Neste fim de semana (entre 20 e 21 de junho) a HBO gringa está disponibilizando todos os episódios de Watchmen (2020) gratuitamente em suas plataformas digitais como forma de “uma extensão do conteúdo da rede, destacando experiências, vozes e contadores de histórias pretas”. Não sabemos ainda se a iniciativa será replicada por aqui, mas isso nos fez lembrar que nunca copartilhamos todo o deslumbramento que Watchmen nos proporcionou quando lançada, no início deste ano.
Sim, Watchmen é uma obra-prima da televisão! É mais uma gol da HBO que, a despeito do final pra lá de controverso de Game of Thrones, tem adaptado clássicos geek com razoável desenvoltura.

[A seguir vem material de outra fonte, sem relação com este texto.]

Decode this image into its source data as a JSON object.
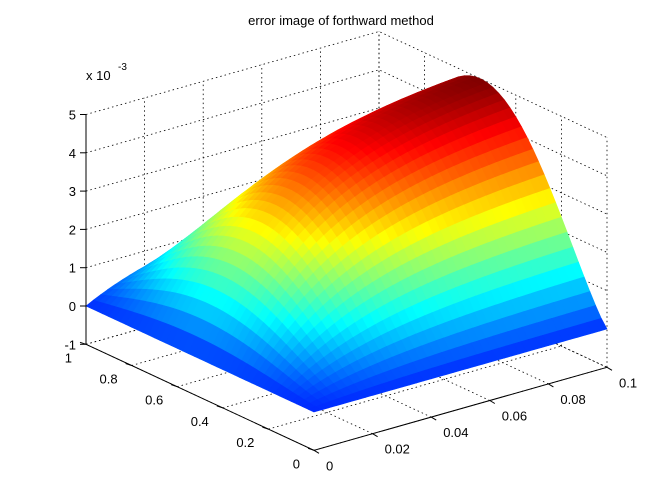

Nas mãos de Damon Lindelof (Lost, The Leftovers), Watchmen conseguiu fazer jus a uma das histórias mais complexas e bem conduzidas do universo dos quadrinhos.
Resumidamente, em 1986, Alan Moore e Dave Gibbons criaram uma série limitada de quadrinhos para a DC que, por inúmeros motivos, parecia que nunca teria espaço no cinema ou na TV. Tendo a Guerra do Vietnã e a Guerra Fria como pano de fundo, os quadrinhos eram intensos, provocadores e eram, consequentemente, tidos como subversivos. Tudo isso ajudou a elevar a barra do desafio a ser enfrentado por Lindelof.
A adaptação não se deu apenas na adequação do veículo. Da trama original de Moore e Gibbons, saiu a Guerra Fria e entrou – ou melhor, persistiu – o racismo. E, para que ninguém tenha dúvidas sobre isso, a série dá o tom logo na primeira cena, ao dramatizar o massacre de Tulsa promovido por supremacistas brancos em 1921. Essa decisão, assim como a de alçar a policial vingadora ninja fodona and preta Angela Abar (a incrível Regina King) ao status de heroína protagonista, casa perfeitamente com a crítica visão de Alan Moore ao universo dos super-heróis brancos de então (anos 80).
“Salvo uma meia dúzia de personagens não-brancos (assim como de criadores
não-brancos), esses livros e esses personagens icônicos ainda refletem o sonho de uma ‘raça superior’ dos supremacistas brancos.”
Alan Moore
Além de Regina King (The Big Bang Theory, American Crime, The Leftovers, 24 Horas), a série conta ainda com uma excelente atuação do subestimado Jeremy Irons (Liga da Justiça, Assassin’s Creed, Os Bórgias) e traz Don Johnson (Miami Vice, Django Livre), Hong Chau (Big Little Lies, Treme), Jean Smart (Legion, Fargo, 24 Horas) e Louis Gossett Jr. (Inimigo Meu, Roots, Stargate SG-1) para completar um elenco especialmente harmônico.
Eu poderia parar por aqui e simplificar com “é tudo perfeito” mas não é o caso. Os arcos são todos resolvidos, embora alguns sejam forçados enquanto outros estão subutilizados. Mas isso não é nada frente aos detalhes positivos da obra:
– policiais não são inimigos – eles também são alvos e por isso também precisam andar mascarados;
– ainda melhor, um policial negro e gay é o primeiro herói mascarado desse universo;
– a nostalgia pode ser uma droga (literalmente);
– colocar um sinal de círculo feito com o polegar e o indicador na testa como sinal da sociedade secreta racista Ciclope, uma crítica à tentativa de supremacistas brancos de tentarem se apropriar do popular sinal de “OK”;
– o Doutor Manhattan, bem… nem preciso comentar: que momentos!
Essa é só uma parte de toda a maravilha que é Watchmen, uma obra corajosa sobre o poder e o que fazer dele. Muito do sucesso da série está – além do respeitar às premissas ideológicas de Moore, claro – na ousadia de tentar desconstruir nossos heróis e questionar suas origens e seus propósitos. No fundo, nos instiga a questionar como a história nos é contada (o herói preto que, por ser tão bom, foi “embranquecido” pelo imaginário popular, por exemplo, te lembra alguma coisa?) e quem nos conta.
Ou seja, um série perfeita, com tamanho perfeito, final perfeito, TIMING PERFEITO. Se você ainda não viu, é urgente que veja. Dificilmente teremos algo parecido no universo dos super-heróis por um bom tempo.